Unsupervised Text Style Transfer using Language Models as Discriminators

Part of Advances in Neural Information Processing Systems 31 (NeurIPS 2018)

Bibtex Metadata Paper Reviews Supplemental

Authors

Zichao Yang, Zhiting Hu, Chris Dyer, Eric P. Xing, Taylor Berg-Kirkpatrick

Abstract

Binary classifiers are employed as discriminators in GAN-based unsupervised style transfer models to ensure that transferred sentences are similar to sentences in the target domain. One difficulty with the binary discriminator is that error signal is sometimes insufficient to train the model to produce rich-structured language. In this paper, we propose a technique of using a target domain language model as the discriminator to provide richer, token-level feedback during the learning process. Because our language model scores sentences directly using a product of locally normalized probabilities, it offers more stable and more useful training signal to the generator. We train the generator to minimize the negative log likelihood (NLL) of generated sentences evaluated by a language model. By using continuous approximation of the discrete samples, our model can be trained using back-propagation in an end-to-end way.
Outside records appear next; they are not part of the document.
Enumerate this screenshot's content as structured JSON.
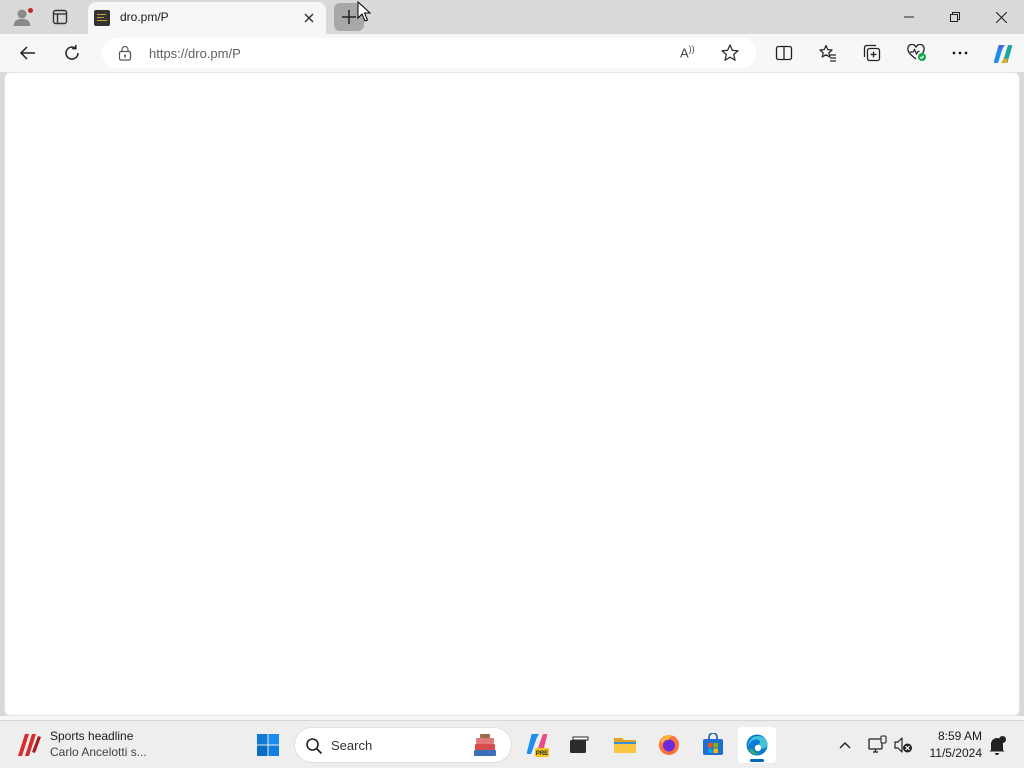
{
  "browser": {
    "tab": {
      "title": "dro.pm/P"
    },
    "address": {
      "url": "https://dro.pm/P"
    },
    "read_aloud_glyph": "A",
    "icons": [
      "profile-icon",
      "tab-actions-icon",
      "close-icon",
      "plus-icon",
      "back-arrow-icon",
      "refresh-icon",
      "lock-icon",
      "read-aloud-icon",
      "favorite-star-icon",
      "split-screen-icon",
      "favorites-icon",
      "collections-icon",
      "browser-essentials-icon",
      "more-icon",
      "copilot-icon",
      "minimize-icon",
      "maximize-icon",
      "window-close-icon"
    ]
  },
  "taskbar": {
    "widget": {
      "headline": "Sports headline",
      "subtext": "Carlo Ancelotti s..."
    },
    "search": {
      "placeholder": "Search"
    },
    "clock": {
      "time": "8:59 AM",
      "date": "11/5/2024"
    },
    "icons": [
      "windows-start-icon",
      "search-icon",
      "copilot-app-icon",
      "task-view-icon",
      "file-explorer-icon",
      "firefox-icon",
      "microsoft-store-icon",
      "edge-icon",
      "chevron-up-icon",
      "network-icon",
      "volume-icon",
      "notification-icon"
    ]
  },
  "colors": {
    "titlebar": "#d9d9d9",
    "toolbar": "#f7f7f7",
    "page": "#ffffff",
    "taskbar": "#eeeeee",
    "accent": "#0067c0",
    "profile_badge": "#c42b1c"
  }
}
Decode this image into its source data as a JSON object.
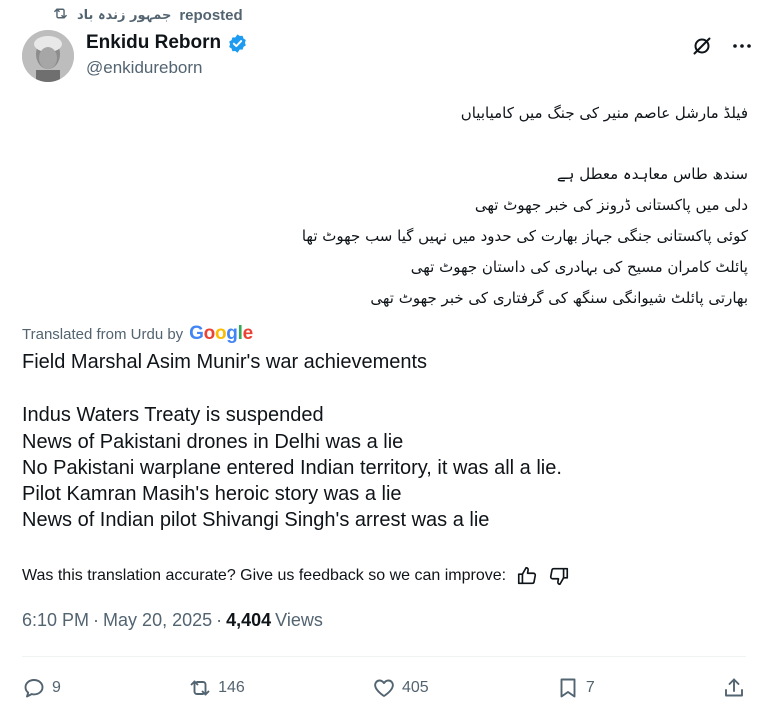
{
  "repost": {
    "user": "جمہور زندہ باد",
    "label": "reposted",
    "icon": "repost-icon"
  },
  "author": {
    "name": "Enkidu Reborn",
    "handle": "@enkidureborn",
    "verified": true,
    "avatar": "avatar",
    "verified_color": "#1d9bf0"
  },
  "header_icons": [
    "grok-icon",
    "more-icon"
  ],
  "tweet": {
    "urdu_lines": [
      "فیلڈ مارشل عاصم منیر کی جنگ میں کامیابیاں",
      "",
      "سندھ طاس معاہدہ معطل ہے",
      "دلی میں پاکستانی ڈرونز کی خبر جھوٹ تھی",
      "کوئی پاکستانی جنگی جہاز بھارت کی حدود میں نہیں گیا سب جھوٹ تھا",
      "پائلٹ کامران مسیح کی بہادری کی داستان جھوٹ تھی",
      "بھارتی پائلٹ شیوانگی سنگھ کی گرفتاری کی خبر جھوٹ تھی"
    ],
    "translated_label": "Translated from Urdu by",
    "translator_logo": [
      "G",
      "o",
      "o",
      "g",
      "l",
      "e"
    ],
    "english_lines": [
      "Field Marshal Asim Munir's war achievements",
      "",
      "Indus Waters Treaty is suspended",
      "News of Pakistani drones in Delhi was a lie",
      "No Pakistani warplane entered Indian territory, it was all a lie.",
      "Pilot Kamran Masih's heroic story was a lie",
      "News of Indian pilot Shivangi Singh's arrest was a lie"
    ],
    "feedback_text": "Was this translation accurate? Give us feedback so we can improve:"
  },
  "meta": {
    "time": "6:10 PM",
    "date": "May 20, 2025",
    "views_count": "4,404",
    "views_label": "Views"
  },
  "actions": {
    "replies": "9",
    "reposts": "146",
    "likes": "405",
    "bookmarks": "7"
  },
  "colors": {
    "text": "#0f1419",
    "secondary": "#536471",
    "divider": "#eff3f4"
  }
}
Moreover, we find empirically with a language model as a structured discriminator, it is possible to eliminate the adversarial training steps using negative samples, thus making training more stable. We compare our model with previous work using convolutional neural networks (CNNs) as discriminators and show our model outperforms them significantly in three tasks including word substitution decipherment, sentiment modification and related language translation.